IN JANUARY 2017, Cemeti’s 30th year, founders Mella Jaarsma and Nindityo Adipurnomo stepped aside from the day to day running and handed the organization over to a new team, who changed the name from Cemeti Art House to Cemeti – Institute for Art and Society. The new subtitle took as a starting point the idea of “instituting” as a collective social process in which we find forms for shared urgencies, whilst “art and society” is meant to express the organisation’s socially useful focus. Instead of immediately rolling out a fully developed programme, the new team used their first year to try and think through alternative possible futures for Cemeti together with its publics via Maintenance Works; a program of exhibitions, workshops, redesigns, assemblies, working groups and residencies, that envisioned Cemeti as being “down for maintenance” (like a website), whilst being open to the public. By conceptually taking the organization offline, the idea was to make time and space to ask basic questions about where we were and where we wanted to go, beginning with:
“What are the key social and political urgencies in the city, the country, the region today?”
“What is the social and political agency of art practice?”
“What can institutions (of art) do?”
“What is a gallery for?”
“How do we work together?”
Maintenance Works became an 18-month programme divided into two drafts. Maintenance Works 1st Draft: Propositions included an exhibition of the same name with various artworks, projects, interviews, archival materials, working spaces and editorial groups inhabiting Cemeti’s gallery and domestic spaces; a three day Assembly entitled Forms of Exchange: (Re)producing Residencies that explored the problematics and possibilities of the residency model (one of the main forms of artistic production in Indonesia); an occasional film club; the redesign of Cemeti’s entrance space and public facilities by design duo Collective Works (Karin Mientjes and Peter Zuiderwijk); and the beginning of a two year collaboration with design cooperative TUHANTU to redesign Cemeti’s logo, visual identity and website to fit with its new focus and direction.

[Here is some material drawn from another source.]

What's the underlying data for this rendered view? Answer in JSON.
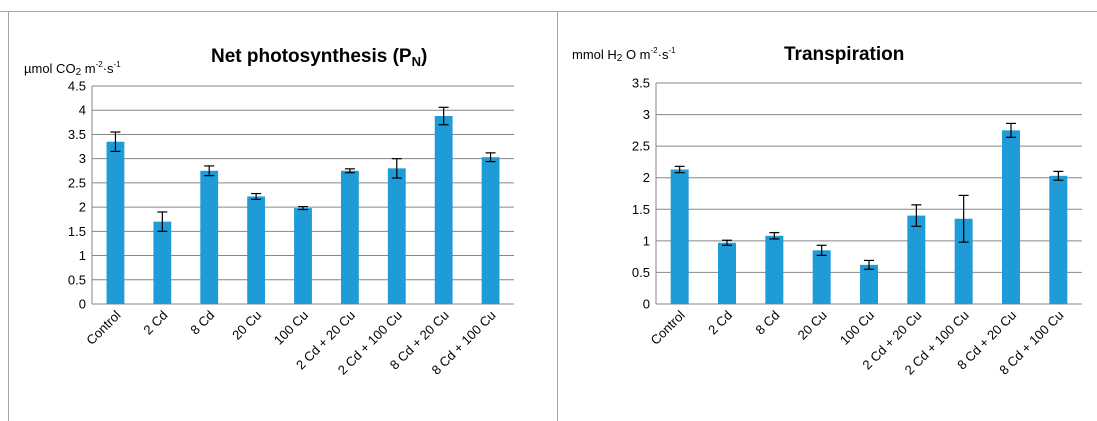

The Maintenance Works 2nd Draft ran from July 2017 to July 2018 and consisted of an exhibition series entitled Berbagi (“sharing” in Indonesian). For this second draft we invited six artists, groups or cultural practitioners, experimenting with different forms of collaborative working, to realise a project at Cemeti. The aim was to give them space to experiment with new models of practice, whilst also allowing Cemeti to learn from their varied ways of working. The Berbagi exhibition series included: Museum of the Ordinary Things (Barbagi #1) by Eko Prawoto with Eko Prawoto Architectural Workshop and the Laboratory of History, Technology and Design Studies, Faculty of Architecture and Design, Duta Wicana Christian University; Ruang Politik Pertama Bernama Rumah (Berbagi #2) by Dito Yuwono with Barasub, Laras music research collective, RAR Editions, Studio Batu and Sewon Screening; Artist Job Fair (Berbagi #3) by Wok The Rock with Videshiiya & friends; In a Hard Place Apply Soft Pressure/s (Berbagi #4) by soft/WALL/studs; MASS (Berbagi #5) by Auto Italia with Marianne Forrest, Edward Gillman, Friend in French (a.k.a. Ahmi Kim), Pablo Jones Soler and Natasha Tontey, and ALMANAK (Berbagi #6) by artist Natasha Tontey in collaboration with curator Syafiatudina.